Gestures can help children learn math better
Gesturing leads to deeper and more flexible learning
Washington: Children who use their hands to gesture during a math lesson gain a deep understanding of the problems they are taught, according to a new research. Previous research has found that gestures can help children learn.
So researchers from the University of Chicago's Department of Psychology designed the study in particular to answer whether abstract gesture can support generalisation beyond a particular problem and whether abstract gesture is a more effective teaching tool than concrete action.

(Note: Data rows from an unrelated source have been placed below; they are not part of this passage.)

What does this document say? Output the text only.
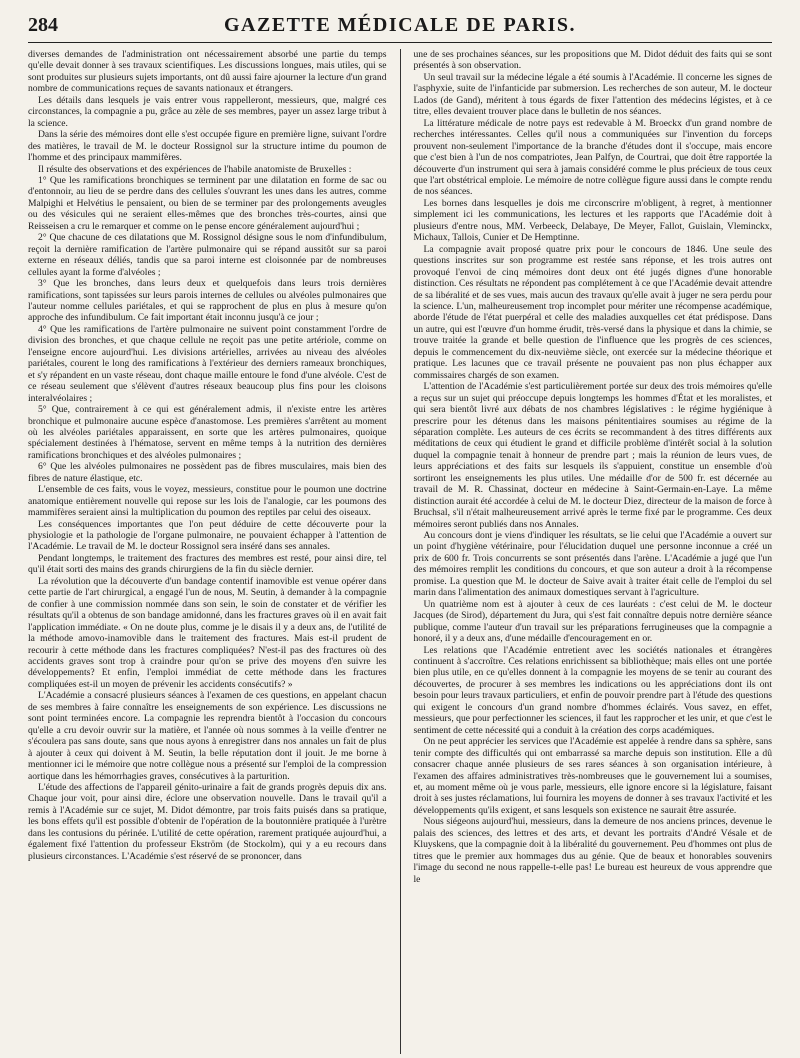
284	GAZETTE MÉDICALE DE PARIS.

diverses demandes de l'administration ont nécessairement absorbé une partie du temps qu'elle devait donner à ses travaux scientifiques. Les discussions longues, mais utiles, qui se sont produites sur plusieurs sujets importants, ont dû aussi faire ajourner la lecture d'un grand nombre de communications reçues de savants nationaux et étrangers.

Les détails dans lesquels je vais entrer vous rappelleront, messieurs, que, malgré ces circonstances, la compagnie a pu, grâce au zèle de ses membres, payer un assez large tribut à la science.

Dans la série des mémoires dont elle s'est occupée figure en première ligne, suivant l'ordre des matières, le travail de M. le docteur Rossignol sur la structure intime du poumon de l'homme et des principaux mammifères.

Il résulte des observations et des expériences de l'habile anatomiste de Bruxelles :

1° Que les ramifications bronchiques se terminent par une dilatation en forme de sac ou d'entonnoir, au lieu de se perdre dans des cellules s'ouvrant les unes dans les autres, comme Malpighi et Helvétius le pensaient, ou bien de se terminer par des prolongements aveugles ou des vésicules qui ne seraient elles-mêmes que des bronches très-courtes, ainsi que Reisseisen a cru le remarquer et comme on le pense encore généralement aujourd'hui ;

2° Que chacune de ces dilatations que M. Rossignol désigne sous le nom d'infundibulum, reçoit la dernière ramification de l'artère pulmonaire qui se répand aussitôt sur sa paroi externe en réseaux déliés, tandis que sa paroi interne est cloisonnée par de nombreuses cellules ayant la forme d'alvéoles ;

3° Que les bronches, dans leurs deux et quelquefois dans leurs trois dernières ramifications, sont tapissées sur leurs parois internes de cellules ou alvéoles pulmonaires que l'auteur nomme cellules pariétales, et qui se rapprochent de plus en plus à mesure qu'on approche des infundibulum. Ce fait important était inconnu jusqu'à ce jour ;

4° Que les ramifications de l'artère pulmonaire ne suivent point constamment l'ordre de division des bronches, et que chaque cellule ne reçoit pas une petite artériole, comme on l'enseigne encore aujourd'hui. Les divisions artérielles, arrivées au niveau des alvéoles pariétales, courent le long des ramifications à l'extérieur des derniers rameaux bronchiques, et s'y répandent en un vaste réseau, dont chaque maille entoure le fond d'une alvéole. C'est de ce réseau seulement que s'élèvent d'autres réseaux beaucoup plus fins pour les cloisons interalvéolaires ;

5° Que, contrairement à ce qui est généralement admis, il n'existe entre les artères bronchique et pulmonaire aucune espèce d'anastomose. Les premières s'arrêtent au moment où les alvéoles pariétales apparaissent, en sorte que les artères pulmonaires, quoique spécialement destinées à l'hématose, servent en même temps à la nutrition des dernières ramifications bronchiques et des alvéoles pulmonaires ;

6° Que les alvéoles pulmonaires ne possèdent pas de fibres musculaires, mais bien des fibres de nature élastique, etc.

L'ensemble de ces faits, vous le voyez, messieurs, constitue pour le poumon une doctrine anatomique entièrement nouvelle qui repose sur les lois de l'analogie, car les poumons des mammifères seraient ainsi la multiplication du poumon des reptiles par celui des oiseaux.

Les conséquences importantes que l'on peut déduire de cette découverte pour la physiologie et la pathologie de l'organe pulmonaire, ne pouvaient échapper à l'attention de l'Académie. Le travail de M. le docteur Rossignol sera inséré dans ses annales.

Pendant longtemps, le traitement des fractures des membres est resté, pour ainsi dire, tel qu'il était sorti des mains des grands chirurgiens de la fin du siècle dernier.

La révolution que la découverte d'un bandage contentif inamovible est venue opérer dans cette partie de l'art chirurgical, a engagé l'un de nous, M. Seutin, à demander à la compagnie de confier à une commission nommée dans son sein, le soin de constater et de vérifier les résultats qu'il a obtenus de son bandage amidonné, dans les fractures graves où il en avait fait l'application immédiate. « On ne doute plus, comme je le disais il y a deux ans, de l'utilité de la méthode amovo-inamovible dans le traitement des fractures. Mais est-il prudent de recourir à cette méthode dans les fractures compliquées? N'est-il pas des fractures où des accidents graves sont trop à craindre pour qu'on se prive des moyens d'en suivre les développements? Et enfin, l'emploi immédiat de cette méthode dans les fractures compliquées est-il un moyen de prévenir les accidents consécutifs? »

L'Académie a consacré plusieurs séances à l'examen de ces questions, en appelant chacun de ses membres à faire connaître les enseignements de son expérience. Les discussions ne sont point terminées encore. La compagnie les reprendra bientôt à l'occasion du concours qu'elle a cru devoir ouvrir sur la matière, et l'année où nous sommes à la veille d'entrer ne s'écoulera pas sans doute, sans que nous ayons à enregistrer dans nos annales un fait de plus à ajouter à ceux qui doivent à M. Seutin, la belle réputation dont il jouit. Je me borne à mentionner ici le mémoire que notre collègue nous a présenté sur l'emploi de la compression aortique dans les hémorrhagies graves, consécutives à la parturition.

L'étude des affections de l'appareil génito-urinaire a fait de grands progrès depuis dix ans. Chaque jour voit, pour ainsi dire, éclore une observation nouvelle. Dans le travail qu'il a remis à l'Académie sur ce sujet, M. Didot démontre, par trois faits puisés dans sa pratique, les bons effets qu'il est possible d'obtenir de l'opération de la boutonnière pratiquée à l'urètre dans les contusions du périnée. L'utilité de cette opération, rarement pratiquée aujourd'hui, a également fixé l'attention du professeur Ekström (de Stockolm), qui y a eu recours dans plusieurs circonstances. L'Académie s'est réservé de se prononcer, dans

une de ses prochaines séances, sur les propositions que M. Didot déduit des faits qui se sont présentés à son observation.

Un seul travail sur la médecine légale a été soumis à l'Académie. Il concerne les signes de l'asphyxie, suite de l'infanticide par submersion. Les recherches de son auteur, M. le docteur Lados (de Gand), méritent à tous égards de fixer l'attention des médecins légistes, et à ce titre, elles devaient trouver place dans le bulletin de nos séances.

La littérature médicale de notre pays est redevable à M. Broeckx d'un grand nombre de recherches intéressantes. Celles qu'il nous a communiquées sur l'invention du forceps prouvent non-seulement l'importance de la branche d'études dont il s'occupe, mais encore que c'est bien à l'un de nos compatriotes, Jean Palfyn, de Courtrai, que doit être rapportée la découverte d'un instrument qui sera à jamais considéré comme le plus précieux de tous ceux que l'art obstétrical emploie. Le mémoire de notre collègue figure aussi dans le compte rendu de nos séances.

Les bornes dans lesquelles je dois me circonscrire m'obligent, à regret, à mentionner simplement ici les communications, les lectures et les rapports que l'Académie doit à plusieurs d'entre nous, MM. Verbeeck, Delabaye, De Meyer, Fallot, Guislain, Vleminckx, Michaux, Tallois, Cunier et De Hemptinne.

La compagnie avait proposé quatre prix pour le concours de 1846. Une seule des questions inscrites sur son programme est restée sans réponse, et les trois autres ont provoqué l'envoi de cinq mémoires dont deux ont été jugés dignes d'une honorable distinction. Ces résultats ne répondent pas complétement à ce que l'Académie devait attendre de sa libéralité et de ses vues, mais aucun des travaux qu'elle avait à juger ne sera perdu pour la science. L'un, malheureusement trop incomplet pour mériter une récompense académique, aborde l'étude de l'état puerpéral et celle des maladies auxquelles cet état prédispose. Dans un autre, qui est l'œuvre d'un homme érudit, très-versé dans la physique et dans la chimie, se trouve traitée la grande et belle question de l'influence que les progrès de ces sciences, depuis le commencement du dix-neuvième siècle, ont exercée sur la médecine théorique et pratique. Les lacunes que ce travail présente ne pouvaient pas non plus échapper aux commissaires chargés de son examen.

L'attention de l'Académie s'est particulièrement portée sur deux des trois mémoires qu'elle a reçus sur un sujet qui préoccupe depuis longtemps les hommes d'État et les moralistes, et qui sera bientôt livré aux débats de nos chambres législatives : le régime hygiénique à prescrire pour les détenus dans les maisons pénitentiaires soumises au régime de la séparation complète. Les auteurs de ces écrits se recommandent à des titres différents aux méditations de ceux qui étudient le grand et difficile problème d'intérêt social à la solution duquel la compagnie tenait à honneur de prendre part ; mais la réunion de leurs vues, de leurs appréciations et des faits sur lesquels ils s'appuient, constitue un ensemble d'où sortiront les enseignements les plus utiles. Une médaille d'or de 500 fr. est décernée au travail de M. R. Chassinat, docteur en médecine à Saint-Germain-en-Laye. La même distinction aurait été accordée à celui de M. le docteur Diez, directeur de la maison de force à Bruchsal, s'il n'était malheureusement arrivé après le terme fixé par le programme. Ces deux mémoires seront publiés dans nos Annales.

Au concours dont je viens d'indiquer les résultats, se lie celui que l'Académie a ouvert sur un point d'hygiène vétérinaire, pour l'élucidation duquel une personne inconnue a créé un prix de 600 fr. Trois concurrents se sont présentés dans l'arène. L'Académie a jugé que l'un des mémoires remplit les conditions du concours, et que son auteur a droit à la récompense promise. La question que M. le docteur de Saive avait à traiter était celle de l'emploi du sel marin dans l'alimentation des animaux domestiques servant à l'agriculture.

Un quatrième nom est à ajouter à ceux de ces lauréats : c'est celui de M. le docteur Jacques (de Sirod), département du Jura, qui s'est fait connaître depuis notre dernière séance publique, comme l'auteur d'un travail sur les préparations ferrugineuses que la compagnie a honoré, il y a deux ans, d'une médaille d'encouragement en or.

Les relations que l'Académie entretient avec les sociétés nationales et étrangères continuent à s'accroître. Ces relations enrichissent sa bibliothèque; mais elles ont une portée bien plus utile, en ce qu'elles donnent à la compagnie les moyens de se tenir au courant des découvertes, de procurer à ses membres les indications ou les appréciations dont ils ont besoin pour leurs travaux particuliers, et enfin de pouvoir prendre part à l'étude des questions qui exigent le concours d'un grand nombre d'hommes éclairés. Vous savez, en effet, messieurs, que pour perfectionner les sciences, il faut les rapprocher et les unir, et que c'est le sentiment de cette nécessité qui a conduit à la création des corps académiques.

On ne peut apprécier les services que l'Académie est appelée à rendre dans sa sphère, sans tenir compte des difficultés qui ont embarrassé sa marche depuis son institution. Elle a dû consacrer chaque année plusieurs de ses rares séances à son organisation intérieure, à l'examen des affaires administratives très-nombreuses que le gouvernement lui a soumises, et, au moment même où je vous parle, messieurs, elle ignore encore si la législature, faisant droit à ses justes réclamations, lui fournira les moyens de donner à ses travaux l'activité et les développements qu'ils exigent, et sans lesquels son existence ne saurait être assurée.

Nous siégeons aujourd'hui, messieurs, dans la demeure de nos anciens princes, devenue le palais des sciences, des lettres et des arts, et devant les portraits d'André Vésale et de Kluyskens, que la compagnie doit à la libéralité du gouvernement. Peu d'hommes ont plus de titres que le premier aux hommages dus au génie. Que de beaux et honorables souvenirs l'image du second ne nous rappelle-t-elle pas! Le bureau est heureux de vous apprendre que le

"We found that acting gave children a relatively shallow understanding of a novel math concept, whereas gesturing led to deeper and more flexible learning," said the study's lead author, Miriam A Novack, a PhD student in psychology.
The researchers taught third-grade children a strategy for solving one type of mathematical equivalence problem.

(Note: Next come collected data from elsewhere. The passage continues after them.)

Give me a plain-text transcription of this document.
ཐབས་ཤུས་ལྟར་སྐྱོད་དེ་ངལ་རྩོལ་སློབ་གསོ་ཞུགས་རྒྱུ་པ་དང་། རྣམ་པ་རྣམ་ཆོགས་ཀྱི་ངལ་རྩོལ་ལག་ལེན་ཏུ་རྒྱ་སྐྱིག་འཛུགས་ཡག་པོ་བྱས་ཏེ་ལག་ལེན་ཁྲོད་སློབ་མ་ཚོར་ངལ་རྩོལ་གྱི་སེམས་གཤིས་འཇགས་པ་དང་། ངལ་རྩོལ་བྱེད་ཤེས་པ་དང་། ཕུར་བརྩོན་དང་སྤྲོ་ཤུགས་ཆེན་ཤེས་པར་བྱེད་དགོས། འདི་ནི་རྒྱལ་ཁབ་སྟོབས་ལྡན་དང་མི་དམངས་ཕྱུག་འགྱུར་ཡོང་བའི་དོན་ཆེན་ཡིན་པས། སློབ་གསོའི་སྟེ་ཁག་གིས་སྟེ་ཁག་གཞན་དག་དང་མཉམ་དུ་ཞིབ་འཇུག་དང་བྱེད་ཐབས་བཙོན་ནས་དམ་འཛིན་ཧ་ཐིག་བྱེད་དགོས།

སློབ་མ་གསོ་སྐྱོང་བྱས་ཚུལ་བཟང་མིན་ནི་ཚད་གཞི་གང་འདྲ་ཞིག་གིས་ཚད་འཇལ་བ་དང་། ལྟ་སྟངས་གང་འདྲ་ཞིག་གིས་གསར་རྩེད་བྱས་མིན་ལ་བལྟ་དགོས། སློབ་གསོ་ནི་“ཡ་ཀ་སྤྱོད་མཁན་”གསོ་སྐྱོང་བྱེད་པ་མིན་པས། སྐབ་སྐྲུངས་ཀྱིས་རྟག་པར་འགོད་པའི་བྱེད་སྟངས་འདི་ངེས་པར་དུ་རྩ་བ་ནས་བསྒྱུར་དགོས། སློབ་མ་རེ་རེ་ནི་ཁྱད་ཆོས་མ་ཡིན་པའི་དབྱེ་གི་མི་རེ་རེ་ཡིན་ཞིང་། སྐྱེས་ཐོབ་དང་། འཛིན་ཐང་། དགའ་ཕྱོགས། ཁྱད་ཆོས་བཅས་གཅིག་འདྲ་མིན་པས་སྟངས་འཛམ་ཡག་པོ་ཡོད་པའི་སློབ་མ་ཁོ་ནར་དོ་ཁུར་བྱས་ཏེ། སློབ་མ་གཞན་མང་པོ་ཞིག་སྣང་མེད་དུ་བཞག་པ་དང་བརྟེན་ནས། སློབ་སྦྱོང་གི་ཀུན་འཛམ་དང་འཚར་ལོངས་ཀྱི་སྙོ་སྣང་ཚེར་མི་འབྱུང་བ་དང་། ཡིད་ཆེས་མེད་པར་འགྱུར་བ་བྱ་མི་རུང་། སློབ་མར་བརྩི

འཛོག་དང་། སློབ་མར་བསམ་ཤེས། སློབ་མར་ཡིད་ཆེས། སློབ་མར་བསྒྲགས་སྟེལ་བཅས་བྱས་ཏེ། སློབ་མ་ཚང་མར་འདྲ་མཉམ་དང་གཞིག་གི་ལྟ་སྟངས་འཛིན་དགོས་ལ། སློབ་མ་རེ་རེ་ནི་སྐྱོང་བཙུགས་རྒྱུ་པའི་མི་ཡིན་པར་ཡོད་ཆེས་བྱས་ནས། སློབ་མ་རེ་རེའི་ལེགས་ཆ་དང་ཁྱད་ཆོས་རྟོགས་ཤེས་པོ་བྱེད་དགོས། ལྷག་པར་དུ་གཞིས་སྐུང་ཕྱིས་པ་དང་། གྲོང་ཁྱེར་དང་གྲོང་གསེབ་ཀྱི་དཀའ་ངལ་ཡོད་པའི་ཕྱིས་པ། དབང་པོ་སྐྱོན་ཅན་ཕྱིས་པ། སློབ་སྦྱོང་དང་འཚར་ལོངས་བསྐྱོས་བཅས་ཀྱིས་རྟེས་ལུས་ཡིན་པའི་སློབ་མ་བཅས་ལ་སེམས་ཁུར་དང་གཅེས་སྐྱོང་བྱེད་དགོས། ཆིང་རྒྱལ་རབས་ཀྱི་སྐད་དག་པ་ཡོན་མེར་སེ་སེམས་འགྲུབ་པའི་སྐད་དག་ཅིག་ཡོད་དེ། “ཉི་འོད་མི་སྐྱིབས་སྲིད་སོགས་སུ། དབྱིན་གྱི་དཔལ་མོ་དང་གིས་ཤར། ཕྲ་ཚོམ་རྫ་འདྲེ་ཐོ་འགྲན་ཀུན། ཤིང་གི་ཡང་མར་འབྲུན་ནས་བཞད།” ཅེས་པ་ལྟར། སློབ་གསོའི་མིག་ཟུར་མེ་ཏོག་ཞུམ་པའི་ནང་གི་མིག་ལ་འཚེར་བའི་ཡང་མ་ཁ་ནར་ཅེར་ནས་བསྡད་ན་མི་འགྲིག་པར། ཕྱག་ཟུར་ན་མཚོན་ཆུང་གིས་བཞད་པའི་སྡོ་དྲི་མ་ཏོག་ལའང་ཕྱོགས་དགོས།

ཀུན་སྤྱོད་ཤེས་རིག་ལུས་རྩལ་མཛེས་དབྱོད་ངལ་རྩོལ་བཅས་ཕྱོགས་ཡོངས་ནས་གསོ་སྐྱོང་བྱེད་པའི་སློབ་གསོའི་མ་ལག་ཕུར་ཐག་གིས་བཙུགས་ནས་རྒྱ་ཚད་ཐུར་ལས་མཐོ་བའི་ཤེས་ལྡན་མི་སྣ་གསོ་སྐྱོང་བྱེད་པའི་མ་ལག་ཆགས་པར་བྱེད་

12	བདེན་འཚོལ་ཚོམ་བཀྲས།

They then tested the students on similar mathematical equivalence problems to determine how well they understood the underlying principle.
The researchers randomly assigned 90 children to conditions in which they learned using different kinds of physical interaction with the material.
In one group, children picked up magnetic number tiles and put them in the proper place in the formula.
Another group mimed that action without actually touching the tiles, and a third group was taught to use abstract gestures with their hands to solve the equations.
In the abstract gesture group, children were taught to produce a V-point gesture with their fingers under two of the numbers, metaphorically grouping them, followed by pointing a finger at the blank in the equation.
The children were tested before and after solving each problem in the lesson, including problems that required children to generalise beyond what they had learned in grouping the numbers.
For example, they were given problems that were similar to the original one, but had different numbers on both sides of the equation.
Children in all three groups learned the problems they had been taught during the lesson. But only children who gestured during the lesson were successful on the generalisation problems.
"Abstract gesture was most effective in encouraging learners to generalise the knowledge they had gained during instruction, action least effective, and concrete gesture somewhere in between," said senior author Susan Goldin-Meadow, the Beardsley Ruml Distinguished Service Professor in Psychology.
"Our findings provide the first evidence that gesture not only supports learning a task at hand but, more importantly, leads to generalisation beyond the task. Children appear to learn underlying principles from their actions only insofar as those actions can be interpreted symbolically," she said.